To qualify as an “instrument of international traffic” within the meaning of 19 U.S.C. § 1322(a) and 19 C.F.R. § 10.41a, an article must be used as a container or holder; the article must be substantial, suitable for and capable of repeated use, and used in significant numbers in international traffic. See Headquarters Decision 109665, dated September 12, 1988; Headquarter Decision 109634, dated August 11, 1988; see also Headquarters Decision 113687, dated February 27, 1997. The concept of reuse contemplated above is for commercial shipping or transportation purposes, and not incidental or fugitive uses. See Tariff Classification Study, Sixth Supplemental Report (May 23, 1963) at 99; see also Holly Stores, Inc. v. United States, 697 F.2d 1387, 1388 (Federal Cir., 1982). Reuse has been held to mean using the containers more than twice. See Headquarter Decisions 112627, dated May 18, 1993; Headquarters Decision 111073, dated August 16, 1990. The burden of proof to establish reuse is on the applicant, even though the applicant may not be the party reusing the instrument.

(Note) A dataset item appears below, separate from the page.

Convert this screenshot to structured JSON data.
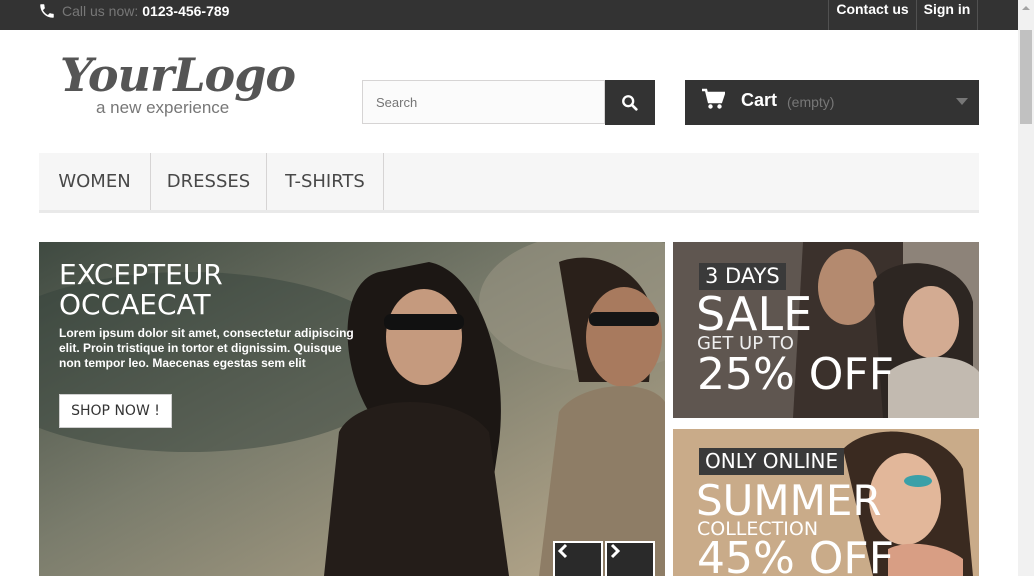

See Headquarters Decision 113694, dated October 24, 1996; see also Headquarters Decision 115816, dated December 2, 2002.

In the present case, the importer can only confirm that the polypropylene bags are used more than twice when they are shipped to Korea. In all other instances, the importer has failed to meet the burden of proof. Consequently, the polypropylene bags that will be used at least three times meet the reusability requirement and can qualify as “instruments of international traffic.” The remaining bags that are not shipped to Korea, however, do not meet the requirements of an “instrument of international traffic” and may not be designated as such. See Headquarters Decision 116032, dated October 30, 2003 (holding that Slip-Trays that will be used multiple times meet the “instrument of international traffic” requirements while those that will be used only once and then destroyed do not qualify as “instruments of international traffic”).

It is well settled that woven polypropylene bags can qualify as “instruments of international traffic.” We note that the CBP has previously ruled on the “instruments of international traffic” status of bags of similar size, material and purpose. In Headquarters Decision 113916, dated July 2, 1997, CBP held that woven polypropylene bags similar to those in the present case, consisting of two rectangular sheets of material hemmed along the edges used to transport agricultural products, were “instruments of international traffic.” See, e.g., Treasury Decision 76-171; Headquarters Decision 109696, dated September 12, 1988; Headquarters Decision 113220, dated September 28, 1994; Headquarters Decision 113407, dated April 25, 1995; Headquarters Decision 114418, dated September 23, 1998; Headquarters Decision 114238, dated October 23, 1998.

Upon reviewing the request, the accompanying documentation and sample provided, the polypropylene bags shipped to Korea appear to be substantial, suitable for and capable of repeated use, and used in significant numbers in international traffic. Furthermore, the CBP has previously ruled that polypropylene bags of similar use and construction as those presently under consideration qualify as “instruments of international traffic” pursuant to 19 U.S.C. § 1322(a) and 19 C.F.R. § 10.41a. Therefore, those polypropylene bags used three or more times qualify as “instruments of international traffic.” The instruments may be released without entry or payment of duty. The sample provided is being returned to you.

HOLDING

The polypropylene bags used for shipments to Korea as described above qualify as “instruments of international traffic” within the meaning of 19 U.S.C. § 1322(a) and 19 C.F.R. § 10.41a and may be released without entry or the payment of duty.